Il a beaucoup plu la nuit du vendredi au samedi, beaucoup encore la matinée du samedi; la terre était molle, et nos dames ont mieux aimé demeurer à la maison que de s'exposer à laisser leurs souliers dans la glaise et à revenir pieds nus. Nous nous sommes donc promenés seuls, le père Hoop et moi, depuis trois heures et demie jusqu'à six. Cet homme me plaît plus que jamais. Nous avons parlé politique. Je lui ai fait cent questions sur le parlement d'Angleterre. C'est un corps composé d'environ cinq cents personnes. Le lieu où il tient ses séances est un vaste édifice; il y a six à sept ans que l'entrée en était ouverte à tout le monde et que les affaires les plus importantes de l'État s'y discutaient sous les yeux même de la nation assemblée et assise dans de grandes tribunes, élevées au-dessus de la tête des représentants86. Croyez-vous, mon amie, qu'un homme osât en face de tout un peuple proposer un projet nuisible ou s'opposer à un projet avantageux, et s'avouer publiquement méchant ou stupide? Vous me demanderez sans doute pourquoi les délibérations se font aujourd'hui à porte fermée: «C'est, me répondit le père Hoop (car je lui fis la même question), qu'il y a je ne sais combien d'affaires dont le succès dépend du secret et qu'il était impossible qu'il fut gardé. Nous avons, ajouta-t-il, des hommes qui possèdent une écriture abrégée et dont la plume devance la plus grande volubilité de la parole87. Les discours des Chambres paraissent ici et en pays étranger, mot pour mot, comme ils avaient été tenus. Cela était d'un grand inconvénient.»
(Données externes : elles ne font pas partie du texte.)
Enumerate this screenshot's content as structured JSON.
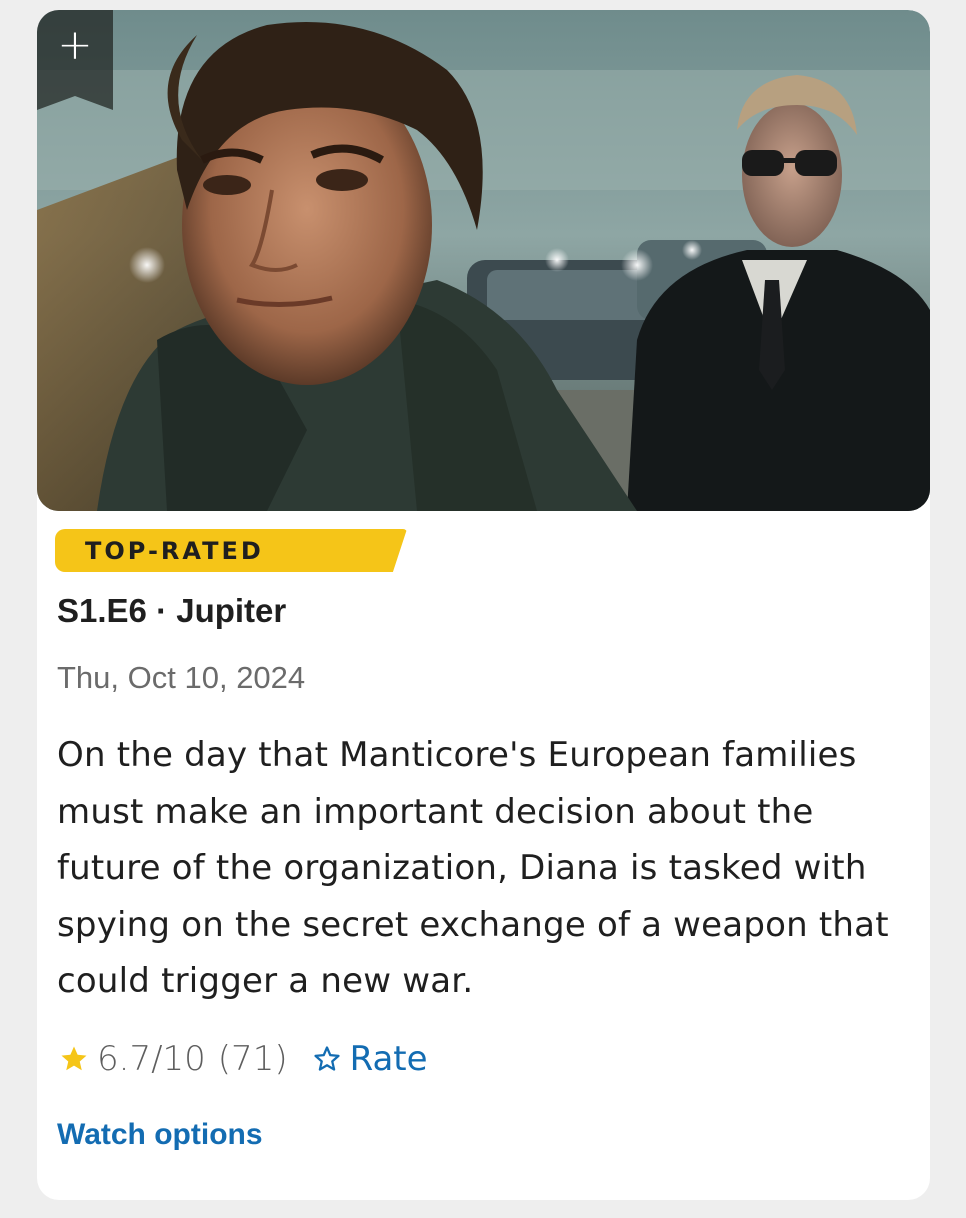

La politique et les mœurs se tiennent par la main, et conduisent à une infinité de textes intéressants sur lesquels on ne finit point.

À propos du bonheur de la vie, je lui ai demandé quelle était la chose qu'il estimait le plus dans ce monde. Après un petit moment de réflexion: «Celle qui m'a toujours manqué, m'a-t-il dit, la santé. – Et le plus grand plaisir que vous ayez goûté? – Je le sais; mais pour l'expliquer, il faut que je vous entretienne de ma famille. Nous sommes deux frères et trois sœurs. En Écosse, comme en quelques provinces de France, la loi absurde assure tout à l'aîné; mon aîné fut la coqueluche de mon père et de ma mère; c'est-à-dire qu'ils mirent tout en œuvre pour en faire un mauvais sujet, et ils ne réussirent que trop bien. Ils le marièrent le plus tôt et le plus richement qu'ils purent; ils se dépouillèrent en sa faveur de tout ce qu'ils avaient. Mais cet enfant mal né et mal élevé les fit bientôt repentir de l'indépendance totale où ils avaient eu la faiblesse de le mettre. Il leur manqua de respect, les traita durement, s'ennuya d'eux, les fit souffrir, et contraignit son bon vieux père et sa bonne vieille mère à abandonner leur maison, emmenant avec eux leurs filles, et ayant à peine de quoi se nourrir, bien loin d'avoir de quoi marier ces filles déjà grandes; leur frère avait encore arrangé les affaires de manière qu'on n'en pouvait même exiger leur dot. Le dessein à tous ces malheureux était de sortir d'Édimbourg et d'aller cacher en Castille leur misère et l'ingratitude de leur fils. Cependant la mélancolie, qui m'a promené presque dans toutes les contrées du monde, m'avait conduit à Carthagène. Ce fut là que j'appris le désastre et la détresse de mes parents. Je tâchai de les consoler et de les tranquilliser pour le présent et sur l'avenir. Je vendis le peu que j'avais et je leur en envoyai le prix. Jetant ensuite les yeux sur les fortunes rapides qui se faisaient autour de moi, je me mis à commercer; je réussis: en moins de sept ans, je fus riche. Je me hâtai de revenir; je rétablis mes parents dans l'aisance; je châtiai mon frère, je mariai mes sœurs, et je fais, je crois, l'homme le plus heureux qu'il y eût au monde.»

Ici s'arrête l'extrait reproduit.